Front Page - Friday, May 20, 2016

Bar joining with the City to mold young minds


Raising the Bar



Lynda Minks Hood

The City of Chattanooga Youth & Family Development Department and the Chattanooga Bar Association are working together on a project developed by Lurone “Coach” Jennings, Sr., called “Good Decision Making: Molding Young Minds To Make Good Decisions.” Through the endeavor, educators are talking with local school-age students about making good decisions.

There are legitimate concerns in our community about the adequacy of the character training the youth in our community are receiving. More than ever, our young people need strong, constructive guidance from their families and communities, including schools, youth organizations, religious institutions, and civic groups, to promote good citizenship and prevent violence and delinquency.

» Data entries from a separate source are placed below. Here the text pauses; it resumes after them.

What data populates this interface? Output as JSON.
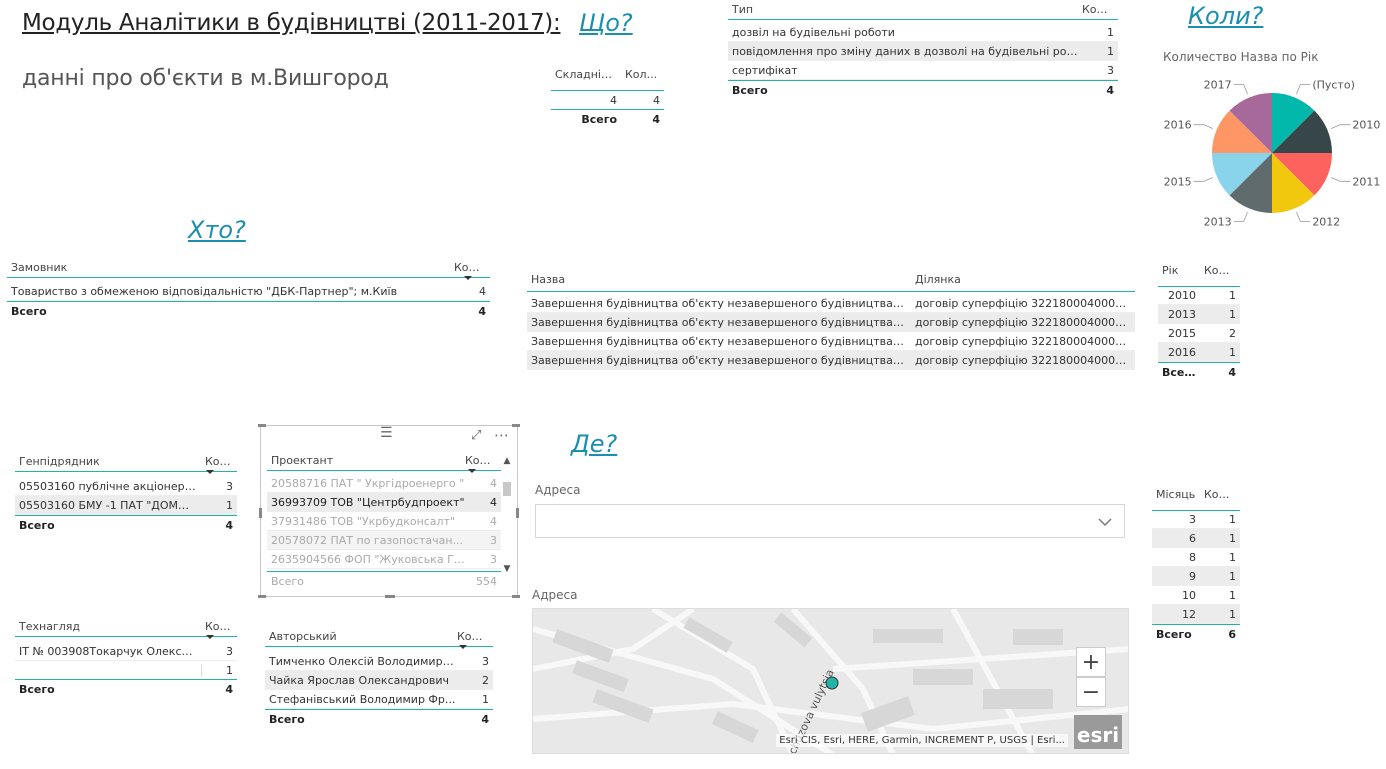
{
  "header": {
    "title": "Модуль Аналітики в будівництві (2011-2017):",
    "subtitle": "данні про об'єкти в м.Вишгород"
  },
  "questions": {
    "what": "Що?",
    "when": "Коли?",
    "who": "Хто?",
    "where": "Де?"
  },
  "complexity_table": {
    "headers": [
      "Складність",
      "Кол..."
    ],
    "rows": [
      [
        "4",
        "4"
      ]
    ],
    "total": [
      "Всего",
      "4"
    ]
  },
  "type_table": {
    "headers": [
      "Тип",
      "Кол..."
    ],
    "rows": [
      [
        "дозвіл на будівельні роботи",
        "1"
      ],
      [
        "повідомлення про зміну даних в дозволі на будівельні робот...",
        "1"
      ],
      [
        "сертифікат",
        "3"
      ]
    ],
    "total": [
      "Всего",
      "4"
    ]
  },
  "customer_table": {
    "headers": [
      "Замовник",
      "Кол..."
    ],
    "rows": [
      [
        "Товариство з обмеженою відповідальністю \"ДБК-Партнер\"; м.Київ",
        "4"
      ]
    ],
    "total": [
      "Всего",
      "4"
    ]
  },
  "name_table": {
    "headers": [
      "Назва",
      "Ділянка"
    ],
    "rows": [
      [
        "Завершення будівництва об'єкту незавершеного будівництва та жи...",
        "договір суперфіцію  322180004000123..."
      ],
      [
        "Завершення будівництва об'єкту незавершеного будівництва та жи...",
        "договір суперфіцію  322180004000123..."
      ],
      [
        "Завершення будівництва об'єкту незавершеного будівництва та жи...",
        "договір суперфіцію  322180004000123..."
      ],
      [
        "Завершення будівництва об'єкту незавершеного будівництва та жи...",
        "договір суперфіцію  322180004000123..."
      ]
    ]
  },
  "year_table": {
    "headers": [
      "Рік",
      "Кол..."
    ],
    "rows": [
      [
        "2010",
        "1"
      ],
      [
        "2013",
        "1"
      ],
      [
        "2015",
        "2"
      ],
      [
        "2016",
        "1"
      ]
    ],
    "total": [
      "Всего",
      "4"
    ]
  },
  "contractor_table": {
    "headers": [
      "Генпідрядник",
      "Кол..."
    ],
    "rows": [
      [
        "05503160 публічне акціонерне...",
        "3"
      ],
      [
        "05503160 БМУ -1 ПАТ \"ДОМОБ...",
        "1"
      ]
    ],
    "total": [
      "Всего",
      "4"
    ]
  },
  "designer_table": {
    "headers": [
      "Проектант",
      "Кол..."
    ],
    "rows": [
      [
        "20588716 ПАТ \" Укргідроенерго \"",
        "4"
      ],
      [
        "36993709 ТОВ \"Центрбудпроект\"",
        "4"
      ],
      [
        "37931486 ТОВ \"Укрбудконсалт\"",
        "4"
      ],
      [
        "20578072 ПАТ  по газопостачан...",
        "3"
      ],
      [
        "2635904566 ФОП \"Жуковська Га...",
        "3"
      ]
    ],
    "total": [
      "Всего",
      "554"
    ]
  },
  "supervision_table": {
    "headers": [
      "Технагляд",
      "Кол..."
    ],
    "rows": [
      [
        "ІТ № 003908Токарчук Олексан...",
        "3"
      ],
      [
        "",
        "1"
      ]
    ],
    "total": [
      "Всего",
      "4"
    ]
  },
  "author_table": {
    "headers": [
      "Авторський",
      "Кол..."
    ],
    "rows": [
      [
        "Тимченко Олексій Володимиро...",
        "3"
      ],
      [
        "Чайка Ярослав Олександрович",
        "2"
      ],
      [
        "Стефанівський  Володимир Фр...",
        "1"
      ]
    ],
    "total": [
      "Всего",
      "4"
    ]
  },
  "month_table": {
    "headers": [
      "Місяць",
      "Кол..."
    ],
    "rows": [
      [
        "3",
        "1"
      ],
      [
        "6",
        "1"
      ],
      [
        "8",
        "1"
      ],
      [
        "9",
        "1"
      ],
      [
        "10",
        "1"
      ],
      [
        "12",
        "1"
      ]
    ],
    "total": [
      "Всего",
      "6"
    ]
  },
  "address_filter": {
    "label": "Адреса",
    "value": ""
  },
  "map": {
    "label": "Адреса",
    "street_label": "chuzova vulytsia",
    "attribution": "Esri CIS, Esri, HERE, Garmin, INCREMENT P, USGS | Esri...",
    "logo": "esri",
    "zoom_in": "+",
    "zoom_out": "−"
  },
  "pie_chart": {
    "title": "Количество Назва по Рік"
  },
  "chart_data": {
    "type": "pie",
    "title": "Количество Назва по Рік",
    "categories": [
      "(Пусто)",
      "2010",
      "2011",
      "2012",
      "2013",
      "2015",
      "2016",
      "2017"
    ],
    "values": [
      1,
      1,
      1,
      1,
      1,
      1,
      1,
      1
    ],
    "colors": [
      "#01b8aa",
      "#374649",
      "#fd625e",
      "#f2c80f",
      "#5f6b6d",
      "#8ad4eb",
      "#fe9666",
      "#a66999"
    ]
  },
  "icons": {
    "focus_mode": "focus-mode-icon",
    "more_options": "more-options-icon",
    "drag": "drag-handle-icon",
    "chevron": "chevron-down-icon"
  }
}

This is where you come in!

The public good is promoted when our youth are taught the importance of good character and its resulting good citizenship! I ask every bar member to seek this opportunity to incorporate the core values we were taught to the youth in our community.

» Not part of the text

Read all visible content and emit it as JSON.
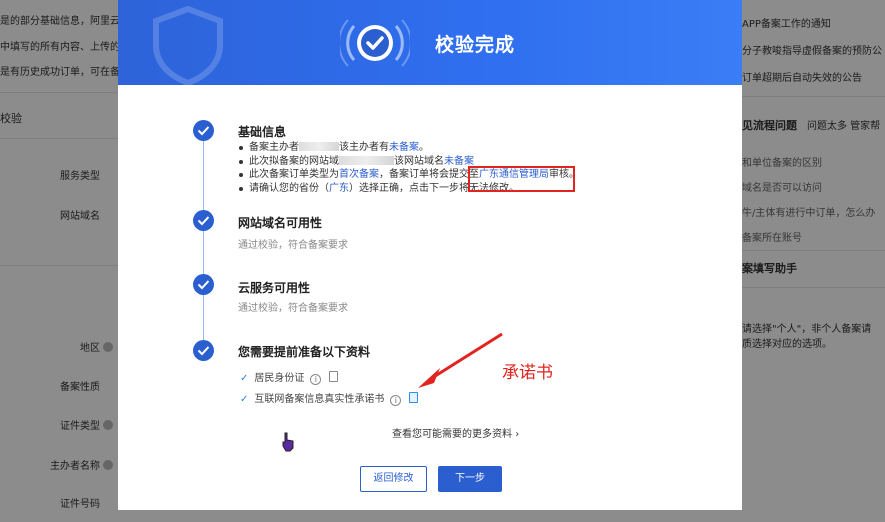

We need you to be part of a Speaker’s Bureau that will talk with the young people in our community about making good decisions! You will be asked to speak at schools, churches, youth centers, etc.

To prepare volunteers, the Hon. Curtis L. Collier and Coach Jennings will be speaking at a CLE seminar on June 1 that will take place from 11:30 a.m.-1 p.m. We have applied to the Tennessee Commission on CLE for one hour of CLE credit for this seminar.

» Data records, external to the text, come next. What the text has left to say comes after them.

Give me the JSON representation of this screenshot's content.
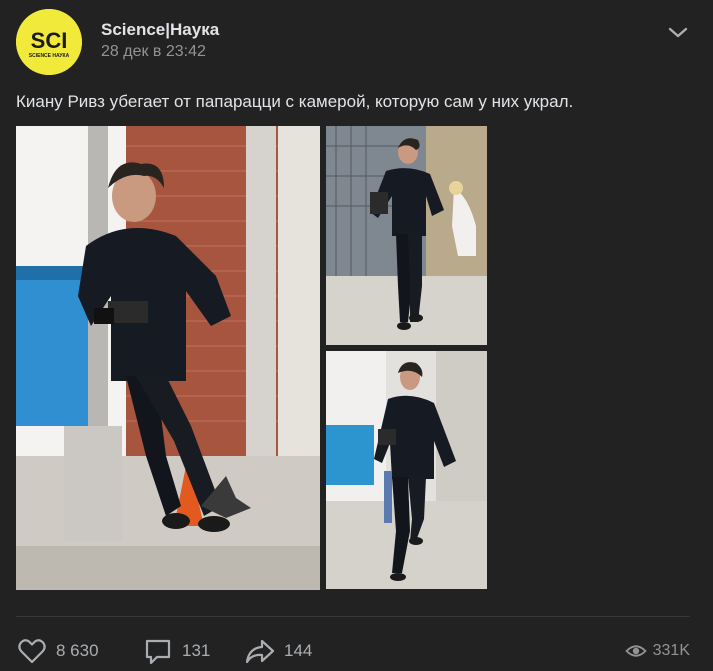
{
  "post": {
    "author": "Science|Наука",
    "avatar_text": "SCI",
    "avatar_subtext": "SCIENCE НАУКА",
    "date": "28 дек в 23:42",
    "more_icon": "chevron-down-icon",
    "text": "Киану Ривз убегает от папарацци с камерой, которую сам у них украл.",
    "accent_color": "#f2ea3a"
  },
  "photos": [
    {
      "alt": "photo-1"
    },
    {
      "alt": "photo-2"
    },
    {
      "alt": "photo-3"
    }
  ],
  "footer": {
    "likes": "8 630",
    "comments": "131",
    "shares": "144",
    "views": "331K",
    "like_icon": "heart-icon",
    "comment_icon": "comment-icon",
    "share_icon": "share-icon",
    "views_icon": "eye-icon"
  }
}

Here are some statics on today’s youth:

– About 160,000 children miss school every day due to fear of attack or intimidation by other students;

– American schools harbor approximately 2.1 million bullies and 2.7 million of their victims;

– One in seven students in grades K-12 is either a bully or a victim of bullying;

– Fifty-six percent of students have witnessed some type of bullying at school;

– Fifteen percent of all school absenteeism is related to fears of being bullied at school;

– Seventy-one percent of students report incidents of bullying as a problem at their school;

– One out of 20 students has seen a student with a gun at school;

– 282,000 students are physically attacked in secondary schools each month;

– Those in the lower grades reported being in twice as many fights as those in the higher grades;

– Ninety percent of fourth through eighth graders report being victims of bullying;

– Among students, homicide perpetrators were more than twice as likely as homicide victims to have been bullied by peers;

– Bullying statistics say revenge is the strongest motivation for school shootings;

– Eighty-seven percent of students said shootings are motivated by a desire to get back at those who have hurt them;

– Eighty-six of students said other kids picking on them, making fun of them or bullying them causes teenagers to turn to lethal violence in the schools;

– Sixty-one percent of students said students shoot others because they have been victims of physical abuse at home;

– Fifty-four percent of students said witnessing physical abuse at home can lead to violence in school;

– According to bullying statistics, one out of every 10 students who drops out of school does so because of repeated bullying; and 

– Harassment and bullying have been linked to 75 percent of school-shooting incidents.

Bullying can take many forms but it usually includes the following types of behavior:

Physical: hitting, kicking, pinching, punching, scratching, spitting, or any other form of physical attack. Damage to or taking someone else’s belongings may also constitute as physical bullying.

Verbal: name calling, insulting, making racist, sexist or homophobic jokes, remarks or teasing, using sexually suggestive or abusive language, offensive remarks.

Indirect: spreading nasty stories about someone, exclusion from social groups, being made the subject of malicious rumors, sending abusive mail, and email, and text messages (known as cyber bullying).